Virtually all of the nearly 800 million people lacking electricity and the 2.4 billion without access to clean cooking fuels are in poor and emerging countries.
The IEA has warned that under current policy trends, one third of the rise in energy use in these nations over the next decade will be met by burning fossil fuels, the main driver of global warming.
According to Birol, "Clean energy investments is increasing gradually – this is a good news."
"The bad news is that more than 90 percent of that increase in clean energy since the Paris Agreement in 2015 comes from advanced economies and China."

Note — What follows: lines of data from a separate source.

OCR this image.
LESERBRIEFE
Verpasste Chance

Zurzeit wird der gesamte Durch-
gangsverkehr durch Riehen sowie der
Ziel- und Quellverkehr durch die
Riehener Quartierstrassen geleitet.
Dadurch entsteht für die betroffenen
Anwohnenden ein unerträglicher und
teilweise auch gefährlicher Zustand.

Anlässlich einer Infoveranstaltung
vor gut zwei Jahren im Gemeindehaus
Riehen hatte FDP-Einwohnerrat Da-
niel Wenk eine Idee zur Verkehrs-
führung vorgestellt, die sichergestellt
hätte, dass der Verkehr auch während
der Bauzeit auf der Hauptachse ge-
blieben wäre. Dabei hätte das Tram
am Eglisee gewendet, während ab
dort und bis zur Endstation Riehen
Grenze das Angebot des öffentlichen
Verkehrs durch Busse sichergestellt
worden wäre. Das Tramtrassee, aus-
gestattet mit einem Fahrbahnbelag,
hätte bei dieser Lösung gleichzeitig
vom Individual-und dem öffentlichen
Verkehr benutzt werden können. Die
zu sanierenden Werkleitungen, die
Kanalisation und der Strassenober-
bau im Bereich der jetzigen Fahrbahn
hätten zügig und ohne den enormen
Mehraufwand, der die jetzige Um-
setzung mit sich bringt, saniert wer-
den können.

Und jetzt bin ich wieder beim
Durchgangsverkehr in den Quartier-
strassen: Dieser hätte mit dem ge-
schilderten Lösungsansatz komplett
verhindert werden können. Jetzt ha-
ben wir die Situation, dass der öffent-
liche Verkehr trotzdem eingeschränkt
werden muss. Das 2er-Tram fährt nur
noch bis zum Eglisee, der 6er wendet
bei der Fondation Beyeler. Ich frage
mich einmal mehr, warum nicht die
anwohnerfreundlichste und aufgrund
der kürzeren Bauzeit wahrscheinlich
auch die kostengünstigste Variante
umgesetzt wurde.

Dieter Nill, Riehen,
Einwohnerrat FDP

"Only 10 percent comes from the emerging and developing countries," he added. "We need to change this trend."
We'll officially launch the @IEA-@IFC_org report on private finance for clean energy in emerging & developing economies tomorrow at the Summit for a New Global Financing Pact convened by 🇫🇷 President @EmmanuelMacron
— Fatih Birol (@fbirol) June 21, 2023
The report is freely available now ⬇️ https://t.co/CBMRgpfnIE
Solar energy the cheapest option
With China included in the calculation, private and public money pouring into renewables and other forms of carbon neutral energy will need to more than triple from €700 billion in 2022 to about €2 trillion per year by the early 2030s.
Investment must remain at those levels until the mid-21st century to help keep Earth's average surface temperature "well below" two degrees Celsius – and 1.5°C if possible – the Paris climate treaty's binding and aspirational targets, respectively.
The report, however, underlines that the potential for rapidly ramping up renewable energy is there.
At least 40 percent of the global solar radiation reaching the planet lands on sub-Saharan Africa, and solar energy is now the cheapest source of electricity generation across almost the entire world.
And yet, nearly ten times more solar energy capacity was installed last year in China – some 100 Gigawatts – than across the entire African continent.
Birol noted that tropical sub-Saharan Africa generates less solar electricity than the Netherlands.
According to the report, two-thirds of the finance for clean energy projects in emerging and developing economies excluding China will need to come from the private sector.